Quero a morte como futuro certo
Não quero relógio, nem calendários
Quero libertar-me dos vícios
Das amarradas, das correntes
Quero olhar pra frente e ver...
Vou cortar meus pulsos
Vai esvair-se meu sangue
Vou pegar carona em meu desejo
E fazer dele um beijo de dor
A necessidade de mudança não mudou
Quero a morte como futuro certo
Quero uma rede e um livro
Escrito por um credo, tão pobre quanto o meu
Vou subir em uma árvore
Ver o mundo por um outro vértice
Vou contar as folhas e pedir perdão
Vou inventar a lição, da vida que não quis pra mim.

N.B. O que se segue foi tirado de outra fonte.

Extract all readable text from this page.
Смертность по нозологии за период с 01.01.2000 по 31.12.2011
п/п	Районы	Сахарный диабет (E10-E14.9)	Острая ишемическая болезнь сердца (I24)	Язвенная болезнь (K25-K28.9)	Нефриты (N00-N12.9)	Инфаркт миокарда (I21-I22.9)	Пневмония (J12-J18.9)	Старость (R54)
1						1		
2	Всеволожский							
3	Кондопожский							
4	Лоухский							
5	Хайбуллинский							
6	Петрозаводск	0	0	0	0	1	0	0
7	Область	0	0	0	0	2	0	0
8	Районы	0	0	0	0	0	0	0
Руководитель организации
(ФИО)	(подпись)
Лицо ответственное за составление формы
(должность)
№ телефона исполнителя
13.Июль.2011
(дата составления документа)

A necessidade de mudança está me mudando
Quero a morte como futuro certo
Uma cadeira de balanço, uma mão sobre a cabeça
Quero um carinho despercebido
Um acalanto, sem suplícios.
Vou partir sem rumo
Vou descer no fundo, da vala que já não existe
Quero a sorte de um recanto simples
Uma casa verde, um chão azul
Um esconderijo de mim mesmo
A necessidade de mudança... Passou
Quero a morte como futuro certo
E antes dela vida, livre, calma e plena
Vento no rosto, fundo musical
Quero a vida como um quadro
Colorido por quem quer que seja
Quero o sol ao despertar, póstuma ou não.
Deixar de ser pedra, ser mutável como flor.
E viver do amor que eu guardei pra mim.